For yourself, while you may love the convenience of debit like most of us, think of an area of your expenses that could benefit from being limited by cash use only, and when you run out of that month’s cash, you have to hold your horses until next month.
A fun thing to save on is buying products “out of season”, such as chocolates all of two days after Christmas. And since I had to mostly be my own chocolate supplier this year, I was extra inspired to pick up my favourite treats at half price. Yes, the starting prices are often too high in the first place, but half of too much works fairly well for my pocketbook, and sweet tooth. Of course these aren’t necessary items but… no, I take that back, Toffifee is absolutely necessary. And I’ll be sure to cruise the aisles the days after Valentine’s to see what may call out to my heart. Even if it’s considered “old”. The treats, that is, not my heart.

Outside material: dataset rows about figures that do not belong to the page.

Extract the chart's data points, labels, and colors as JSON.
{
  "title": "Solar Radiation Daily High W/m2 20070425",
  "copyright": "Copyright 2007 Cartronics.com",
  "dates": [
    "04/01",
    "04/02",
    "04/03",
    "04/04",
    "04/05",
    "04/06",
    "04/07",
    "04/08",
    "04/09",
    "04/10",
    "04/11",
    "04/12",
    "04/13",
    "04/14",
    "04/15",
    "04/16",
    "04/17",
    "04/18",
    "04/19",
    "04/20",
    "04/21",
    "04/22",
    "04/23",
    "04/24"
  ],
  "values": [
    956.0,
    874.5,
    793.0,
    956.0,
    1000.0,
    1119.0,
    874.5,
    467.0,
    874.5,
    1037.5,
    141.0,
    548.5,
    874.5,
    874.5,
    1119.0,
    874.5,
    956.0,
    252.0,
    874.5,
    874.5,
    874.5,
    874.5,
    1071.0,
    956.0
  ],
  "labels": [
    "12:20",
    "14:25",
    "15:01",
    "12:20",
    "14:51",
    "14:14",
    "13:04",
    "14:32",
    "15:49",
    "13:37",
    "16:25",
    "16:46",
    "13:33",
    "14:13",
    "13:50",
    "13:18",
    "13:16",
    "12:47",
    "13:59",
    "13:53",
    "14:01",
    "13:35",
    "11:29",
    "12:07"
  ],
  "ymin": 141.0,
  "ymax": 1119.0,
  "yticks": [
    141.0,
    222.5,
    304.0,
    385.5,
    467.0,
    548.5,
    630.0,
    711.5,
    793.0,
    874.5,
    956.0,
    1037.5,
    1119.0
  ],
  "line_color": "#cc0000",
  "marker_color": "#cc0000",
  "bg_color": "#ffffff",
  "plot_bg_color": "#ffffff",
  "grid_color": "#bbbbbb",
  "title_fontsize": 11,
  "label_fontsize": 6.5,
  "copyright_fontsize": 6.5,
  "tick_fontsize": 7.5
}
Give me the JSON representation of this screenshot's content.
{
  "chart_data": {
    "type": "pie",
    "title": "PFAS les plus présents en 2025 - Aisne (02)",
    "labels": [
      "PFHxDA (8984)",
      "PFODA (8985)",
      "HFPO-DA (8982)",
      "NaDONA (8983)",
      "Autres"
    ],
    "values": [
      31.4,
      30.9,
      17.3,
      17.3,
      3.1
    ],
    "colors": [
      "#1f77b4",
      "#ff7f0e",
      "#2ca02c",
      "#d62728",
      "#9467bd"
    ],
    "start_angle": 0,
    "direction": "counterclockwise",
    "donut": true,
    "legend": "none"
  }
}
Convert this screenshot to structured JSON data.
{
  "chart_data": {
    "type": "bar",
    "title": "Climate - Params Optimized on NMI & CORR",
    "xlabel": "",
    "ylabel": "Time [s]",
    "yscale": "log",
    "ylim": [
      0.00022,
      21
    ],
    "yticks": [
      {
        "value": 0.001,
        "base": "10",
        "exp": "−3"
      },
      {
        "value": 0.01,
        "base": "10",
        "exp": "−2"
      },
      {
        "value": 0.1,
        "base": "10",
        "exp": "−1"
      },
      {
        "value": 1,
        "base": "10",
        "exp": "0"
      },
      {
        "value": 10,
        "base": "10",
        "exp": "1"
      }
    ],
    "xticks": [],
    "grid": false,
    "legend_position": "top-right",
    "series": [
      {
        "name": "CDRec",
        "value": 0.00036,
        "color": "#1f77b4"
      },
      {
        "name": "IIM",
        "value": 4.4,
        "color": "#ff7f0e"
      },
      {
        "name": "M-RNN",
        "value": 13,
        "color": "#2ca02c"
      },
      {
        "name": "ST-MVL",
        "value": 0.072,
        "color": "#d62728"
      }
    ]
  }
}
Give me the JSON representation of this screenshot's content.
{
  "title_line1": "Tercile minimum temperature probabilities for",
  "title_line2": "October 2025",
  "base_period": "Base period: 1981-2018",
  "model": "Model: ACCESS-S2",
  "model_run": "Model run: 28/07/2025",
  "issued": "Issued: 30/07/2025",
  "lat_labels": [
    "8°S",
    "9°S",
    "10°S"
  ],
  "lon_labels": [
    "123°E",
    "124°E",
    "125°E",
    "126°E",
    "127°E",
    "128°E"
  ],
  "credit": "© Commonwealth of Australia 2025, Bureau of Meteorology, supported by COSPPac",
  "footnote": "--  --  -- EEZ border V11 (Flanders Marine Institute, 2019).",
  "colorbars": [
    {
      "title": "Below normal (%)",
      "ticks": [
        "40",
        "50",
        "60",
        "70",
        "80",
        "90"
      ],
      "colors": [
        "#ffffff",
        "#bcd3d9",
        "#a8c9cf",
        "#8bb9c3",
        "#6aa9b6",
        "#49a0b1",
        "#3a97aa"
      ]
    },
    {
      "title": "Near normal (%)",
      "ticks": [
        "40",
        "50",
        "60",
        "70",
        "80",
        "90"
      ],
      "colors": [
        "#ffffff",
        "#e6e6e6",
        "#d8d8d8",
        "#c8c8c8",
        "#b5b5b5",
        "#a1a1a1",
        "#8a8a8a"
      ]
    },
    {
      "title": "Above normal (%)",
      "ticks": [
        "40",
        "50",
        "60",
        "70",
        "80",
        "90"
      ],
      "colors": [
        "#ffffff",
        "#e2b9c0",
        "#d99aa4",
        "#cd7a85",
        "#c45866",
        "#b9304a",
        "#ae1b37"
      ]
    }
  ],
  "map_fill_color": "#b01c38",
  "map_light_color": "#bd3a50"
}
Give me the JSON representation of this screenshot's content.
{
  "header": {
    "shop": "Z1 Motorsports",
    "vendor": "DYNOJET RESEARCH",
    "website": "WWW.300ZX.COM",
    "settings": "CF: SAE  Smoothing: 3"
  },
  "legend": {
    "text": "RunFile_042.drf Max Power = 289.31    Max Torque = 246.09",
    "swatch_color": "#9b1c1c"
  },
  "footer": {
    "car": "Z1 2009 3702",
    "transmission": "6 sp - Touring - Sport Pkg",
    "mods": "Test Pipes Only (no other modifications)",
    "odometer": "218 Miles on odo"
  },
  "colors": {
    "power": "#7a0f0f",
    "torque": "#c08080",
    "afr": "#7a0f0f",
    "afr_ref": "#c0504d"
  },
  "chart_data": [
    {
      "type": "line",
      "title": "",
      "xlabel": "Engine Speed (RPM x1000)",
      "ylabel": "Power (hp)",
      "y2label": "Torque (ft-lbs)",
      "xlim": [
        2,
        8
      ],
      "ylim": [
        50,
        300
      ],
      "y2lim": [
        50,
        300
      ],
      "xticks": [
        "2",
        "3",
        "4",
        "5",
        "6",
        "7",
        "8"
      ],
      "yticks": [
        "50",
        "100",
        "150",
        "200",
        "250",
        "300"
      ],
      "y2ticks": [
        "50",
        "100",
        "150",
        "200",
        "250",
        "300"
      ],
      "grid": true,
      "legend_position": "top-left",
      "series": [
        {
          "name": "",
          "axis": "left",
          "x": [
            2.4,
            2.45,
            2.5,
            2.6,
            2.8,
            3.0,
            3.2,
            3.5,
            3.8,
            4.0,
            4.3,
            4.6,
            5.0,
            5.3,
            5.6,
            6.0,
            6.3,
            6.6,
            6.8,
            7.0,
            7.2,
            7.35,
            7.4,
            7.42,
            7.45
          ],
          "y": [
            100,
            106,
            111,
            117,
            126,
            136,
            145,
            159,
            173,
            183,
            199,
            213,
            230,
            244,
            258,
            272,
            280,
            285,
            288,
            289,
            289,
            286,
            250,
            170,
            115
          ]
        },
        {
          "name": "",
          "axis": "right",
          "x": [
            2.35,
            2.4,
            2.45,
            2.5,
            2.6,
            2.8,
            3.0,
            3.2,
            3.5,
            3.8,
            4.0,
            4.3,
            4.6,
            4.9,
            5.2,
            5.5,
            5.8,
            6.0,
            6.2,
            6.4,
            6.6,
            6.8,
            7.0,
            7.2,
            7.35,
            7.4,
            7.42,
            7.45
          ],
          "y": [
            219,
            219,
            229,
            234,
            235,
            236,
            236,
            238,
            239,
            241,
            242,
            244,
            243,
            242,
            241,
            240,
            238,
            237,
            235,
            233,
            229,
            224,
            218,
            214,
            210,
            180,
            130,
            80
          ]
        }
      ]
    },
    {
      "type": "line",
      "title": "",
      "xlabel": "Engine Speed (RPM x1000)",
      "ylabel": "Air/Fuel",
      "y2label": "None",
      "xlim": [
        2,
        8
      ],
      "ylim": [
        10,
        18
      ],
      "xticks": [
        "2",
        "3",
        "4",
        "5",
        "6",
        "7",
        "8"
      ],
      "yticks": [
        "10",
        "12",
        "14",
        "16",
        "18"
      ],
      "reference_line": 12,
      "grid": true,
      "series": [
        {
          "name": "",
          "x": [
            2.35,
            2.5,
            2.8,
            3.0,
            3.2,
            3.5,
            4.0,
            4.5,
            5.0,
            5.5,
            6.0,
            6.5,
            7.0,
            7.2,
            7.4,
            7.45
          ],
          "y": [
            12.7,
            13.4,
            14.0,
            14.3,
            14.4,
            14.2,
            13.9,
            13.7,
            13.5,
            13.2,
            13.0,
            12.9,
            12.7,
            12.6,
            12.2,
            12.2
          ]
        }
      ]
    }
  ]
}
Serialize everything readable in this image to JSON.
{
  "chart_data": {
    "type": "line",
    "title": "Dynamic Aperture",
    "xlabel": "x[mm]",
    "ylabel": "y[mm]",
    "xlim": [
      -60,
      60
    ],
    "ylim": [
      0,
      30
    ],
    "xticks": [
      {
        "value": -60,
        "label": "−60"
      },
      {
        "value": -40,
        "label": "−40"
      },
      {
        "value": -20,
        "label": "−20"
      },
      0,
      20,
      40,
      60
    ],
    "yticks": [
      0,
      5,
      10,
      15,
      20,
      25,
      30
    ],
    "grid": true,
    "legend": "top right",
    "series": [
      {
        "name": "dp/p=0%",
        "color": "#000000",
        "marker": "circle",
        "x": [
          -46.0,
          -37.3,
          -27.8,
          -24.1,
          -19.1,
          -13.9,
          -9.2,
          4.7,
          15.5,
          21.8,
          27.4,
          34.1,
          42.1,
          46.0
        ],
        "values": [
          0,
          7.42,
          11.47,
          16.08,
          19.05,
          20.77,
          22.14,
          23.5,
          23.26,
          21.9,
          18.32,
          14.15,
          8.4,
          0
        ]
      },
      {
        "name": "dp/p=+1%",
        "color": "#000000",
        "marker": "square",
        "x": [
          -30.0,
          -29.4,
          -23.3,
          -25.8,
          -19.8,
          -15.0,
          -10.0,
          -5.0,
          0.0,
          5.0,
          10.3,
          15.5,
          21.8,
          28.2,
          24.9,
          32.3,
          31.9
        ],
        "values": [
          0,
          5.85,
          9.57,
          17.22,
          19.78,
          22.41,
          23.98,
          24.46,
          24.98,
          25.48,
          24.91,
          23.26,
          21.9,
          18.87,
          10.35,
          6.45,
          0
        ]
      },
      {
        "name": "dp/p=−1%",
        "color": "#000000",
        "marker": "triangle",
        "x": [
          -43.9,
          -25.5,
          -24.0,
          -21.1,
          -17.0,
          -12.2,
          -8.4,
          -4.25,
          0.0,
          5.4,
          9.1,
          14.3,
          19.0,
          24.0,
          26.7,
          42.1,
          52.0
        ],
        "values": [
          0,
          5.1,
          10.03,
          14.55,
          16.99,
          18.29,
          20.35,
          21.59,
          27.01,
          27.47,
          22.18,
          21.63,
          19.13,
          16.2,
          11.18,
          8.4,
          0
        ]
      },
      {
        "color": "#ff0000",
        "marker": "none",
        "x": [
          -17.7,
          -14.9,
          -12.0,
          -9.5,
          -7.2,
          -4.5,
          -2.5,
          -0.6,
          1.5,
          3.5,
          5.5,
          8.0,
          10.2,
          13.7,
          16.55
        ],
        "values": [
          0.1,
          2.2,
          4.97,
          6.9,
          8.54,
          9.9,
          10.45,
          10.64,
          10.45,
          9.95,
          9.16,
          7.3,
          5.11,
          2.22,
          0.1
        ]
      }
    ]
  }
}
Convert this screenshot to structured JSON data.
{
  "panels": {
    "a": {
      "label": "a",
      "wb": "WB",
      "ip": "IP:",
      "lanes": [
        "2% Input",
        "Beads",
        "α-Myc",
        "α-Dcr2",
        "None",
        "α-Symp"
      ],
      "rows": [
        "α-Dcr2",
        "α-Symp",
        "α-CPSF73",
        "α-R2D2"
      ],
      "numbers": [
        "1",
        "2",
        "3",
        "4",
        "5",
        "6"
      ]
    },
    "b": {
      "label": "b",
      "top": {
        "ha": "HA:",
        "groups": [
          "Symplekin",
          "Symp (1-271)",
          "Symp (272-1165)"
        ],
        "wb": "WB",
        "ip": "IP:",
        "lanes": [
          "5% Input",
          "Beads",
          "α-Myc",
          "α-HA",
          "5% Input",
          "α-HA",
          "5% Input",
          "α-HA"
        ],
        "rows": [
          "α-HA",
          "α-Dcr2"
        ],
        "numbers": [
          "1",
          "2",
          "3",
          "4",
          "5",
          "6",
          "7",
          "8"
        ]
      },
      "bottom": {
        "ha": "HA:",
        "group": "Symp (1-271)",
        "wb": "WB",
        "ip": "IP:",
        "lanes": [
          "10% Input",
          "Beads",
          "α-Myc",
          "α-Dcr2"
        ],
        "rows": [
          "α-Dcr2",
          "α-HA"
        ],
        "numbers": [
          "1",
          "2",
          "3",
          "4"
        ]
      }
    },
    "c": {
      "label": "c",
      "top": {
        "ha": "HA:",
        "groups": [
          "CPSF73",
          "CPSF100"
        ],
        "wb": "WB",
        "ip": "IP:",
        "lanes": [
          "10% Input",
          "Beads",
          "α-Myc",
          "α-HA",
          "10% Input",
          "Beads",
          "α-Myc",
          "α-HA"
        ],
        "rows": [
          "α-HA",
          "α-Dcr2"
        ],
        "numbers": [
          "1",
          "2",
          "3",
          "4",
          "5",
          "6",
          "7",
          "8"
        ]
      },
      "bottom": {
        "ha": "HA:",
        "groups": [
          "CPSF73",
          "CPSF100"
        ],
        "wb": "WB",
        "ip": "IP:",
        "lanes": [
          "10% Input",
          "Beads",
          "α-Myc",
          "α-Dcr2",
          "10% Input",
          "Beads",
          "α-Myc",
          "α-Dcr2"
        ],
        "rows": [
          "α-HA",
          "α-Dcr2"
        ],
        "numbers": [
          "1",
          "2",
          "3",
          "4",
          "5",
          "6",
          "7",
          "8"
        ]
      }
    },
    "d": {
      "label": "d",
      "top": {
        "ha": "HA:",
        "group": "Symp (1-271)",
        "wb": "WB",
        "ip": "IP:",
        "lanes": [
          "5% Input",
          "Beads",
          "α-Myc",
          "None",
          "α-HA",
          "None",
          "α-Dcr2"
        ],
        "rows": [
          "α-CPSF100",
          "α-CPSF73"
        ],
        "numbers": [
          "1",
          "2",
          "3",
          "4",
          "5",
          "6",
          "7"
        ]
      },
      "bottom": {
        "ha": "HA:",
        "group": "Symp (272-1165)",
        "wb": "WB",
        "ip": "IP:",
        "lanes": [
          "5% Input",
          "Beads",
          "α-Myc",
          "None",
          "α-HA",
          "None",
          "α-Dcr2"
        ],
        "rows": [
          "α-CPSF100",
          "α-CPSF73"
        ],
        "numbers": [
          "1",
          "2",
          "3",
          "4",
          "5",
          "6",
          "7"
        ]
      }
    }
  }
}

Speaking of treats, if I’m going to eat them, I have to earn them. And my walking mileage for this past year (yes, I do keep track!) was a couple hundred miles less than my usual total. I know, that sounds like a lot, and it is, but if you break it down, it’s only about four miles less per week. So if we reverse and shift that idea to our money saving, think of what a modest weekly amount saved will add up to in the course of a year!
Whatever your plan of action is with exercise or money saving, I’m a huge advocate of keeping track, and I find doing so to be a great way to hold myself, well, accountable. I even want to give myself gold star stickers sometimes like I used to get for spelling tests in grade five. But one of the best things is that my favourite form of exercise is free, as are many other options. Or you could check out if your local community centre offers a great New Year’s discount for those willing to commit to a year’s pass for the fitness centre, like the one in my area. Either way, community centres are often an affordable way to go, with a variety of commitment levels and exercise options. For yourself, think about what inspires you, what will motivate you, what will make you feel proud of yourself, and help you “earn” your version of treats. And just do it.
Carrying on with this health focus, I’ve had to reevaluate my supplement situation. Actually, it’s the whole nutrition thing that I’ve been lacking this year as green juice only gets one so far. But with some research I’ve got clarity on what I need to do, including eating more healthily, and the best part is that some of what I need can be easily acquired outside of the vitamin shop. As Dr. Oz says, one brazil nut a day offers us our daily selenium, helpful for anxiety and offering a variety of benefits to the immune system, and my almost daily walks in the sun, that sometimes shines, are great for my Vitamin D supply. For the others, I look for the combo packs that offer a healthy daily amount of supplements such as calcium, magnesium, and zinc, all in one affordable tablet. A couple hundred tablets for about $10 will last me many months, as opposed to another brand offering half as many tablets of just magnesium, at the same dose as in the combo, for three times the price, and I’ll save about $100 in a year. Okay, the nuts aren’t a big saver as they cost about $10 for three months’ worth, comparable with the cost of a bottle of a hundred selenium tablets for $12, but I love the idea of the body naturally processing a pure source of the nutrient, along with whatever else brazil nuts are good for!
And so now off I go into a cloudy day (come on Vitamin D, sneak on through!) with my revitalized exercise pants and Amazonian infusion of brazil nut energy, walking gratefully into a new year. Simple exercise, simple meals, simple changes, and simple saving. It’s kind of old fashioned, but refreshing, isn’t it?